The tolerances of the inserting rods are sloppy which is causing the rod -NOT- to align in the center. You use it and get off center hollow points. The .22LR ammunition i used for trying the tool was MiniMag.

I used the .223 side of the tool because the .22LR ammo fit in there without any force. I hammered it VERY LIGHTLY and modified the bullethead about 50% of what you supposed to according to the manual. I wanted to see if a light modification would still allow the bullet to cycle. Guess what.... the bullet did jam. I was not able to fire just one round. I tried it several times and every time i hammered it more lightly as before. I ended up with just ONE light punch (about 10% modification of the bullethead) and i got the same results all the time. The Hollow point was off center and the bullet did not insert in the chamber. After extracting the bullets 8 times with a cleaning rod out of the blocked chamber i got VERY frustrated and gave up on it. Another thing to mention is that the tool is very unstable. The slightest hit with a mallet and it bounced up and down already. I used a solid wood board to set up the tool. After all i requested a refund from Paco Kelly to take this useless POS tool, and that´s all what it is, back.

My experience was --->VERY<--- disapointing and frustrating.

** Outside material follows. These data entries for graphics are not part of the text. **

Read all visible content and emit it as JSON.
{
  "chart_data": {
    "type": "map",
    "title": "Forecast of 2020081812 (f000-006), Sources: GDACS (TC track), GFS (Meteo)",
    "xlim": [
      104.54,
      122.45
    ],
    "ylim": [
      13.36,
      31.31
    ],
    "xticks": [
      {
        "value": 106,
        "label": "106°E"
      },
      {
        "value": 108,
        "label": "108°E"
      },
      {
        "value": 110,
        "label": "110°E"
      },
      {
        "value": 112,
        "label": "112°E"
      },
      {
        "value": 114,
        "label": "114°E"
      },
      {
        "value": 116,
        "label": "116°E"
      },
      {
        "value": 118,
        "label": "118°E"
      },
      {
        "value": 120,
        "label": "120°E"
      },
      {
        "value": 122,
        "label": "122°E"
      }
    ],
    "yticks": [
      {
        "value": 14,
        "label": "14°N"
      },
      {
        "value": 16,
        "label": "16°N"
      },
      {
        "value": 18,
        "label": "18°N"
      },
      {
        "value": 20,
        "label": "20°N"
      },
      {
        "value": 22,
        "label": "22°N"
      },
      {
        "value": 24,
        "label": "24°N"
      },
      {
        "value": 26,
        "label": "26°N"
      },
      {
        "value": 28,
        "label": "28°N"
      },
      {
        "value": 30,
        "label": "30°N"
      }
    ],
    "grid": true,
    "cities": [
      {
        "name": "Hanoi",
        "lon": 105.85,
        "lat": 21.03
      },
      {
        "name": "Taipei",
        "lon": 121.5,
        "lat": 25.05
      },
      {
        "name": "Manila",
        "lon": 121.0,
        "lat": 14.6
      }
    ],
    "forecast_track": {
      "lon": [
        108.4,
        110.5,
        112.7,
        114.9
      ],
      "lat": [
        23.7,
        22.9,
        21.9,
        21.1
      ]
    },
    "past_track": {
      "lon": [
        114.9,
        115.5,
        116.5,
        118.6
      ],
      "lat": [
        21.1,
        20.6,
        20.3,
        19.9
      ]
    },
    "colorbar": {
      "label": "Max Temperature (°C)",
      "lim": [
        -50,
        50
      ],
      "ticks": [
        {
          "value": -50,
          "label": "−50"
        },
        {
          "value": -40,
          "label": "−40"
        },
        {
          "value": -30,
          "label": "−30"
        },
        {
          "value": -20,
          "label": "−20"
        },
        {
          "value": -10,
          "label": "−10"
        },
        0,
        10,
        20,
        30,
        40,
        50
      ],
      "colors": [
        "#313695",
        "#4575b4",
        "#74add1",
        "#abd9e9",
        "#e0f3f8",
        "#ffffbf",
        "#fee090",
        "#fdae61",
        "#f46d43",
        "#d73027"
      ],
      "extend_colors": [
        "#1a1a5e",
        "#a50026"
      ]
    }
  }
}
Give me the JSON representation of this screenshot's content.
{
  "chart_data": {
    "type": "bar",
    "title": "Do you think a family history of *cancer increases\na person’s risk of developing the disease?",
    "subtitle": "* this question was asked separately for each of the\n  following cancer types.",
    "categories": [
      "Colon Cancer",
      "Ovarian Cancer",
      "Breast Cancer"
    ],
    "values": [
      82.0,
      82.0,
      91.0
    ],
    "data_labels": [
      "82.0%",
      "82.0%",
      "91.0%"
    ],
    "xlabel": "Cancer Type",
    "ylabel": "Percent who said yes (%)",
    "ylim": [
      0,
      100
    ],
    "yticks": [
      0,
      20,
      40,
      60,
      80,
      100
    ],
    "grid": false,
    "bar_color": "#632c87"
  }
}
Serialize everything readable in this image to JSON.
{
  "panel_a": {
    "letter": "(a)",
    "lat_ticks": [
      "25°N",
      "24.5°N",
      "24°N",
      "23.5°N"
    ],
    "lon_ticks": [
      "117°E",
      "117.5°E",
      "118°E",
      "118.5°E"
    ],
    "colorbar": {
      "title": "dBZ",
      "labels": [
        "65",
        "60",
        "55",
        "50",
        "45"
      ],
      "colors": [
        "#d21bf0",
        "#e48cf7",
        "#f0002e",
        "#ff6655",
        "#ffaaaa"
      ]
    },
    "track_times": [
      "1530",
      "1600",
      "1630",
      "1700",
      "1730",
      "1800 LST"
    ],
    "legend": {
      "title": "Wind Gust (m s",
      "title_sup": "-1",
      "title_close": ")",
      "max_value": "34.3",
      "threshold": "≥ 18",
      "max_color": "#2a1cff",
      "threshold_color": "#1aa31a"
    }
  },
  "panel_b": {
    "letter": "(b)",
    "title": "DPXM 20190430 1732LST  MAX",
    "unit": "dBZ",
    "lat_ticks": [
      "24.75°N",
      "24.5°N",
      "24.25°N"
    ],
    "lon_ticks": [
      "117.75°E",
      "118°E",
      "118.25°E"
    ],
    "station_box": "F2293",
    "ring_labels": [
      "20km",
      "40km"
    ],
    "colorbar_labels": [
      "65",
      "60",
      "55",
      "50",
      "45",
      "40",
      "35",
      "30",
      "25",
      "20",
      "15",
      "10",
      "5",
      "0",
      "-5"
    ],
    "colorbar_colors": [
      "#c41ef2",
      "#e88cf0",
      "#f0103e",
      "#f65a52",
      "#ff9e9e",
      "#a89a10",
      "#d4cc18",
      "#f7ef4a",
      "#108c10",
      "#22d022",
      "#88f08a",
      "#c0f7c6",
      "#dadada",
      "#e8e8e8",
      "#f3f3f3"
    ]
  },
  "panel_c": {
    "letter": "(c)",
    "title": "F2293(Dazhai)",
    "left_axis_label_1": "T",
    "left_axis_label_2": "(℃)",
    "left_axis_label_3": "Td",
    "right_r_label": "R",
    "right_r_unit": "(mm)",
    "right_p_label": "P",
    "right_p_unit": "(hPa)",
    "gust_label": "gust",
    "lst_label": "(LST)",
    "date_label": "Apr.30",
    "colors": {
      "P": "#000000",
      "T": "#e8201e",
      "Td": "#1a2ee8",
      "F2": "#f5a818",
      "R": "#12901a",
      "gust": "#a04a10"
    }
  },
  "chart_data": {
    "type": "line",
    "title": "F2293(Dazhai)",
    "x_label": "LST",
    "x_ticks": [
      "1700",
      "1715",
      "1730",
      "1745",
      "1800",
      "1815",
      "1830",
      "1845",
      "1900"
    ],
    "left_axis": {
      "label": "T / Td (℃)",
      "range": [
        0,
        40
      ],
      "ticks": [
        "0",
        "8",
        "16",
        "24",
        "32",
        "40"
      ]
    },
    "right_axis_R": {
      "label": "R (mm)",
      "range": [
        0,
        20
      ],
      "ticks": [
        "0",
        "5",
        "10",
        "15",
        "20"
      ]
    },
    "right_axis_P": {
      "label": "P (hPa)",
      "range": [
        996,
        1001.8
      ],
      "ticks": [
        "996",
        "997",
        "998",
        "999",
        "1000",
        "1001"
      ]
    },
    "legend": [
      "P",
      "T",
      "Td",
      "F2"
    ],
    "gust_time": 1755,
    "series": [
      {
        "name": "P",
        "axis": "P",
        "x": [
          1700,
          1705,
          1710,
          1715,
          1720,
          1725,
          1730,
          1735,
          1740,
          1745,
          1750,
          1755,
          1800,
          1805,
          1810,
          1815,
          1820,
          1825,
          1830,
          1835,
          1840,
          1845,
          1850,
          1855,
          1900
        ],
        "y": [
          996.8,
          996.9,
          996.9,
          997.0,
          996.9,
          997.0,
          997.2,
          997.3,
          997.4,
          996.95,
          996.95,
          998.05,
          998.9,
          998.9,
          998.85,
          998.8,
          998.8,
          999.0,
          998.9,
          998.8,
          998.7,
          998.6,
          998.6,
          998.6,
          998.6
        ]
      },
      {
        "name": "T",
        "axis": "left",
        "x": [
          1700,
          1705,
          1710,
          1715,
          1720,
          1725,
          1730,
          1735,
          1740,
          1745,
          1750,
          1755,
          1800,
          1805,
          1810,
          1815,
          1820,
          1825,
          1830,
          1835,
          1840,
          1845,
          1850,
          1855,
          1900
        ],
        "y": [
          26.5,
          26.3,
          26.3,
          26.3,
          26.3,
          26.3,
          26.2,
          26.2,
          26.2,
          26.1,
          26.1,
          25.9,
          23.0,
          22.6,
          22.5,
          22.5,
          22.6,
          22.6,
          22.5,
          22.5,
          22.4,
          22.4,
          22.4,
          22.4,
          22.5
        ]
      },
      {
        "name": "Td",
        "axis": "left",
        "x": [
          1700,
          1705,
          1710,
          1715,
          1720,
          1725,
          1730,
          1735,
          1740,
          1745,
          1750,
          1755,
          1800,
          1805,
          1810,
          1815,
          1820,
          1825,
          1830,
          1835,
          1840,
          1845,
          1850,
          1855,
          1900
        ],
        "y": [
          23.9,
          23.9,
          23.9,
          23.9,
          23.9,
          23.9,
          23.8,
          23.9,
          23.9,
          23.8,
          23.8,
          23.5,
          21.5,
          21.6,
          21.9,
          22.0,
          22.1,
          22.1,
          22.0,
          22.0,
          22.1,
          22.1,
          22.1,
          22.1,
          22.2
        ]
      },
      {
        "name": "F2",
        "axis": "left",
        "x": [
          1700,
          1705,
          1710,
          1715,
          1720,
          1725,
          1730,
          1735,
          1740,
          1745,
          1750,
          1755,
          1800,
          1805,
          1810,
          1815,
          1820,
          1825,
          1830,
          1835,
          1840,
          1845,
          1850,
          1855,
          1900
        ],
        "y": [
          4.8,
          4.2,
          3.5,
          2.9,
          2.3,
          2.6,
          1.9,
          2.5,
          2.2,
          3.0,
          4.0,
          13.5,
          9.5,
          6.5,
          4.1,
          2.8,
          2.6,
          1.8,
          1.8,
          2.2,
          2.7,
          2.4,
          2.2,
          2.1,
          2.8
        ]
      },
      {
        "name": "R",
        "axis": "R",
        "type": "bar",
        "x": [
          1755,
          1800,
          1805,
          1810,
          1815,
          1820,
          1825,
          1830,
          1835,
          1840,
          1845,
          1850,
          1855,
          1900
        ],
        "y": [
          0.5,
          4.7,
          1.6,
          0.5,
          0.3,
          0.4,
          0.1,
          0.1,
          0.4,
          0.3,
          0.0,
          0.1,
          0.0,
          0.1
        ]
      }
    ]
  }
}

After i requested a refund from Frank Kelly (Paco is not his real name) it took him 5 weeks to mail me a check of $58 back. I had to threaten him with legal action. (Law Suit and DA for fraudulent business). Finally i got my check back but not the shipping cost. I also need to mention that he did not sent a bill with the delivery. He sent my original order letter with some scribbling on it. "unreadable... Have fun."

If you want to spare yourself from a useless tool and trouble do NOT order it !!!

Don´t be deceived by the positive reports from 
http://gunblast.com 
http://www.leverguns.com 
See all the participating websites here: http://gunblast.com/links.htm

These people are associates of Mr. Kelly and they´re promoting each others products.


----------